Saturday, June 25, 2016

BLC

There's a course I've needed to take for the military for sometime now...like almost three years.  I need it to be eligible for my next promotion.  I've been enrolled three times before, but each time I've had to cancel for a pregnancy or childcare related issue.  So, when my company called back in March and told me there was a slot open that needed to be filled soon, I truthfully wanted to still turn it down, but Justin seemed to think of it as an opportunity to get it done and out of the way.

We decided to send Vivian to Boise for the duration of the three week course.  This was actually the worst part of the training for me.  The worst.  I missed her terribly, but the bright side is that my kid is super resilient.  She came back to me with smiles, and all kinds of stories that are still a bit garbled with her limited vocabulary about "Meemaw"/Grandma, and "Beebaw"/Grandpa.  I think it safe to assume that she did not suffer in her time away.

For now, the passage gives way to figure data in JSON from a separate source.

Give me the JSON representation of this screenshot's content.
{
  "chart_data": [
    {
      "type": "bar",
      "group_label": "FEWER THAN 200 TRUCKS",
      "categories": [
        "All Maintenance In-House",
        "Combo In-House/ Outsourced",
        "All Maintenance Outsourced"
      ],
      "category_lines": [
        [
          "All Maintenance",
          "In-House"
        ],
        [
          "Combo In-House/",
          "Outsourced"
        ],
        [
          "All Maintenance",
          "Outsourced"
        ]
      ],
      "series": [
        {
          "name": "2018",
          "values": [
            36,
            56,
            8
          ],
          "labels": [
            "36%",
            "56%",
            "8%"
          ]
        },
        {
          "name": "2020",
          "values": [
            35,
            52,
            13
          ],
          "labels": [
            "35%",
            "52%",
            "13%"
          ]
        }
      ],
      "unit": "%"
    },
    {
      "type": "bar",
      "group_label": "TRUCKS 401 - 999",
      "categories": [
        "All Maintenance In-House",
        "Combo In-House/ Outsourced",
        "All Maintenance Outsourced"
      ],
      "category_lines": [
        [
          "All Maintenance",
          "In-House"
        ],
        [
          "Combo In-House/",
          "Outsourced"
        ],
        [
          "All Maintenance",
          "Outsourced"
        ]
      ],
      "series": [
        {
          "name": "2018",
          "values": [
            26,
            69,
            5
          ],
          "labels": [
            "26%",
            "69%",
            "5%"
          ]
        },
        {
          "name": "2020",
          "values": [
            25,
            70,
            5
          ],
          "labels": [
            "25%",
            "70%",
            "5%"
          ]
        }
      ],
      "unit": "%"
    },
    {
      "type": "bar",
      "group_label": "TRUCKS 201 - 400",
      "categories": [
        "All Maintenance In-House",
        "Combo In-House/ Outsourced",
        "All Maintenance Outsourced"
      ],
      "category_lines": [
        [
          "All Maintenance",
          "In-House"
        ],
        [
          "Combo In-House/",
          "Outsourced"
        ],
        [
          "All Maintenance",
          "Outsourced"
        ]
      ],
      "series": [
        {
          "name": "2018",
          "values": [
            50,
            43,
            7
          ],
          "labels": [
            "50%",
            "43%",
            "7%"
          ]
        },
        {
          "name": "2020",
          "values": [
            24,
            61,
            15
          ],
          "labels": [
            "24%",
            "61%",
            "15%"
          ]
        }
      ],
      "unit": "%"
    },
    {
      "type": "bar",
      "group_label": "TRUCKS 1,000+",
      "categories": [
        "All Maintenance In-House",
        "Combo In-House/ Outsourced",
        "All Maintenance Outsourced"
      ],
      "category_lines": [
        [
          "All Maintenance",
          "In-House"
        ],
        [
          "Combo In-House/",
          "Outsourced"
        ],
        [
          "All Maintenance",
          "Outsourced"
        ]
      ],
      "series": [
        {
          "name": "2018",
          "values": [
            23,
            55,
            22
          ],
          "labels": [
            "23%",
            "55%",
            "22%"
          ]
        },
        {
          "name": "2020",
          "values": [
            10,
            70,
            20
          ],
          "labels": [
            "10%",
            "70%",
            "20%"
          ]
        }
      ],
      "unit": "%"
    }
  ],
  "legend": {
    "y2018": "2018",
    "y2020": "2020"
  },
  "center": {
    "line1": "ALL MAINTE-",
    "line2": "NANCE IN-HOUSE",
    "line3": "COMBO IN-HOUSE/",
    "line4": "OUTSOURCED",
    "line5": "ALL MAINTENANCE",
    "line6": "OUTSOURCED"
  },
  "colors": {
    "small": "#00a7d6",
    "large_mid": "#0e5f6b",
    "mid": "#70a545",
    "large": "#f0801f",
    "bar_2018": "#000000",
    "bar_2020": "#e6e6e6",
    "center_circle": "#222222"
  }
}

The first morning we went out to take a PT test.  Just a standard Army PT test.  I've done dozens of these.  It was going well, and then we got to the run.  I was only part way through my first lap of eight, and I felt so tired that I wanted to lay down in the middle of the track and fall asleep.  I attributed this in part to my bunkmate that felt a need to get up at 3:30 that morning to do hair and makeup before a PT test.  Loudly, in an open bay.  Subsequently all 10 people in that bay woke up at 3:30 and remained awake for her preparations.  The test was at 5:00, I got up at 4:30, like most of the other women in the room.

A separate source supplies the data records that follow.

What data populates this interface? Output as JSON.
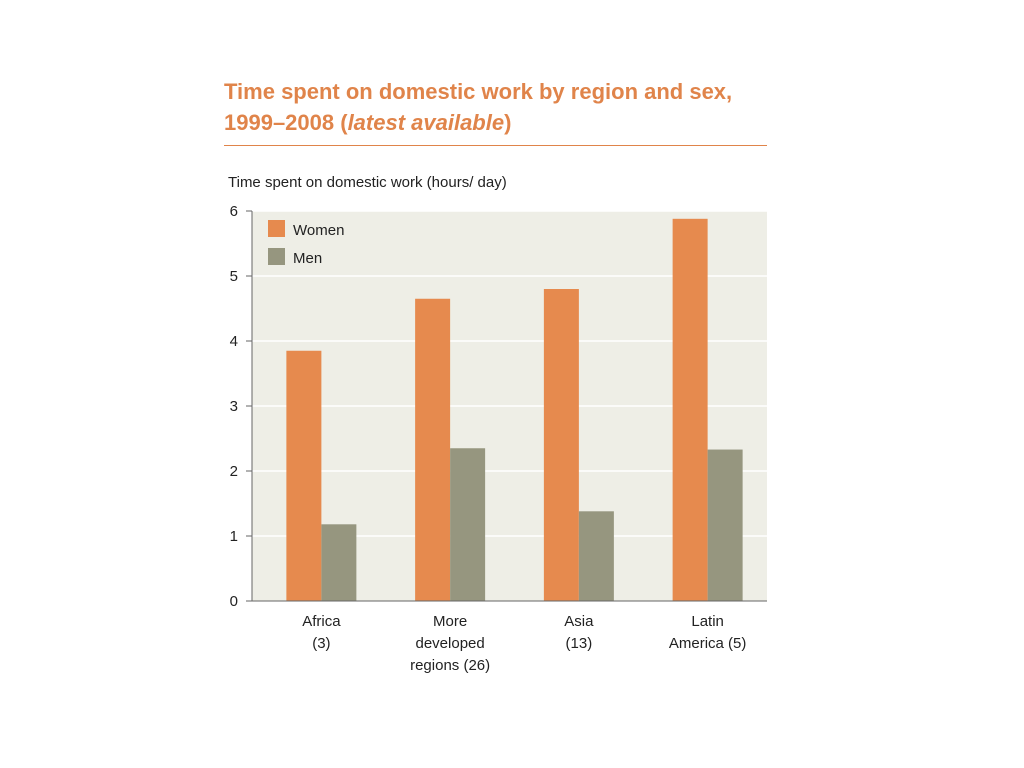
{
  "title": {
    "line1": "Time spent on domestic work by region and sex,",
    "line2_year": "1999–2008 (",
    "line2_italic": "latest available",
    "line2_close": ")"
  },
  "chart_data": {
    "type": "bar",
    "ylabel": "Time spent on domestic work (hours/ day)",
    "xlabel": "",
    "ylim": [
      0,
      6
    ],
    "yticks": [
      "0",
      "1",
      "2",
      "3",
      "4",
      "5",
      "6"
    ],
    "categories": [
      [
        "Africa",
        "(3)"
      ],
      [
        "More",
        "developed",
        "regions (26)"
      ],
      [
        "Asia",
        "(13)"
      ],
      [
        "Latin",
        "America (5)"
      ]
    ],
    "series": [
      {
        "name": "Women",
        "values": [
          3.85,
          4.65,
          4.8,
          5.88
        ],
        "color": "#e68a4e"
      },
      {
        "name": "Men",
        "values": [
          1.18,
          2.35,
          1.38,
          2.33
        ],
        "color": "#96967f"
      }
    ],
    "grid": true,
    "legend_position": "top-left",
    "plot_background": "#eeeee6"
  }
}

The first day of these sorts of things is always just kind of a blur of leadership trying to be cool and simultaneously crack the whip to show you who is in charge.  It's all pretty uninteresting, and the next several days went something along those lines.  Although, I continued to feel exhausted, I told myself that it was probably still just the early morning wake-ups from the irritating bunkmate.  However, I had a nagging suspicion that there was more to it, and that I may be pregnant.  If the instructors were to find out about a pregnancy I'd be kicked out of the course immediately, which didn't really seem all that unappealing.

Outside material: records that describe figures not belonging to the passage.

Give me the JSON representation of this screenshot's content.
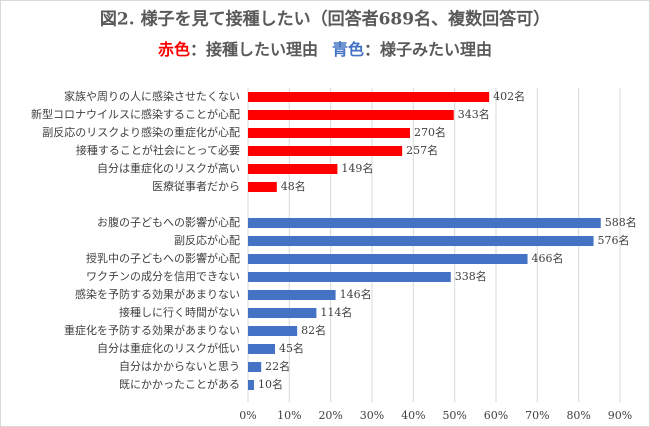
{
  "chart_data": {
    "type": "hbar",
    "title": "図2. 様子を見て接種したい（回答者689名、複数回答可）",
    "subtitle": [
      {
        "text": "赤色",
        "color": "#ff0000"
      },
      {
        "text": "：接種したい理由",
        "color": "#595959"
      },
      {
        "text": "青色",
        "color": "#4472c4"
      },
      {
        "text": "：様子みたい理由",
        "color": "#595959"
      }
    ],
    "categories": [
      "家族や周りの人に感染させたくない",
      "新型コロナウイルスに感染することが心配",
      "副反応のリスクより感染の重症化が心配",
      "接種することが社会にとって必要",
      "自分は重症化のリスクが高い",
      "医療従事者だから",
      null,
      "お腹の子どもへの影響が心配",
      "副反応が心配",
      "授乳中の子どもへの影響が心配",
      "ワクチンの成分を信用できない",
      "感染を予防する効果があまりない",
      "接種しに行く時間がない",
      "重症化を予防する効果があまりない",
      "自分は重症化のリスクが低い",
      "自分はかからないと思う",
      "既にかかったことがある"
    ],
    "series": [
      {
        "color": "#ff0000",
        "values": [
          58.35,
          49.78,
          39.19,
          37.3,
          21.63,
          6.97,
          null,
          null,
          null,
          null,
          null,
          null,
          null,
          null,
          null,
          null,
          null
        ],
        "value_labels": [
          "402名",
          "343名",
          "270名",
          "257名",
          "149名",
          "48名",
          null,
          null,
          null,
          null,
          null,
          null,
          null,
          null,
          null,
          null,
          null
        ]
      },
      {
        "color": "#4472c4",
        "values": [
          null,
          null,
          null,
          null,
          null,
          null,
          null,
          85.34,
          83.6,
          67.63,
          49.06,
          21.19,
          16.55,
          11.9,
          6.53,
          3.19,
          1.45
        ],
        "value_labels": [
          null,
          null,
          null,
          null,
          null,
          null,
          null,
          "588名",
          "576名",
          "466名",
          "338名",
          "146名",
          "114名",
          "82名",
          "45名",
          "22名",
          "10名"
        ]
      }
    ],
    "xlim": [
      0,
      90
    ],
    "xticks": [
      {
        "value": 0,
        "label": "0%"
      },
      {
        "value": 10,
        "label": "10%"
      },
      {
        "value": 20,
        "label": "20%"
      },
      {
        "value": 30,
        "label": "30%"
      },
      {
        "value": 40,
        "label": "40%"
      },
      {
        "value": 50,
        "label": "50%"
      },
      {
        "value": 60,
        "label": "60%"
      },
      {
        "value": 70,
        "label": "70%"
      },
      {
        "value": 80,
        "label": "80%"
      },
      {
        "value": 90,
        "label": "90%"
      }
    ],
    "grid": true
  }
}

My fifth morning there I took a positive pregnancy test and almost missed morning formation because I was still in the latrine madly texting a freak out to Justin about what to do next.  He said to hang in there and get it done.  It really was not the response I had hoped to hear, but I figured he was right, so I forged ahead with the course.  It was terrible.  Morning sickness started to set in by day 7, by day 15 or so I was trying hard every day in the DFAC to just get food in and keep it there.  The last week there just felt like hell.  What would any army training be without wrapping it up with a couple of nights in the field?  I've done funner things in my life.  I've done funner things in the army.
One of our instructors took us on a night hike to the top of a mountain our last night in the field.  I hiked it, but I was super slow getting to the top.
 It's really almost hard to fail at that point in the training, so all I had to do was just kind of get through it.  I did.  I got through it.  I think that's about all that can be said for my field performance.  All the same, I was rewarded at the end when my in-laws trekked down from Idaho for graduation with Vivian.
I don't feel like this kid even looks like she belongs to me, but she does.  She's mine.
Justin had said he couldn't make it, but he did, and having my little family all back in one place was the best part about being done.  I came home and told Justin that I never wanted to leave my bed again.  I felt like I could sleep for a week, were it not for Vivian who will do things like lean in and pant in my face every morning to wake me.  I wake up to her inches from my face with a huge grin on hers, and how can you call that a bad wake up?